Phase Vocoding allows for independent control of time duration and pitch. 

Time Expansion/Compression with Phase Vocoding

The conversion of an audio signal from the time domain to the frequency domain results in a series of frames containing bins of frequency and amplitude information. If you conceive of the FFT as producing a snapshot, a frozen picture of frequency/amplitude information for a short segment of time, then it is easy to understand time expansion/compression as similar to changing the frame rate of video playback. Individual pictures (the analysis frames) are not changed, only their rate of playback. 
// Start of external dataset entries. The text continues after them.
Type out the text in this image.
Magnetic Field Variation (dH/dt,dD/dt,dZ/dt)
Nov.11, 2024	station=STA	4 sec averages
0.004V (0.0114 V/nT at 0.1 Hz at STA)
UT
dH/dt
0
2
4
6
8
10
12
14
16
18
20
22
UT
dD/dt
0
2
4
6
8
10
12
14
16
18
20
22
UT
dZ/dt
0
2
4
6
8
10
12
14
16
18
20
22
Consider a simple math example. With an FFT size of 512 samples, each analysis segment lasts for approximately 11 ms. In the frequency domain, this 11 ms analysis segment represents one frame of frequency/amplitude bins. If during resynthesis (the inverse FFT) each frame is resynthesized at a rate of 11 ms per frame then the output signal is the same duration as the input signal. If the rate of frame resynthesis changes to 22 ms per frame (twice the original analysis duration), then the output signal will be twice as long as the original. If the rate changes to 44 ms per frame, then the output signal expands to four times the original length. This method of time expansion/contraction is completely analogous to slow motion (or fast motion) video. You are not adding more frames to the video playback when you slow down/expand time (like you would with granular synthesis); you are simply changing the playback rate of the frames you have already recorded/analyzed. 

Pitch Shifting with the Phase Vocoder

Phase vocoding shifts pitch through simple multiplication. You multiply the frequency information in all bins of every frame by the same transposition factor. Multiplying by two transposes the output resynthesis up one octave; multiplying by 0.5 transposes the output down one octave. If you are looking for precise semitone transposition you will need to calculate 2 to the-x/12th power, where x equals the number of semitones of transposition.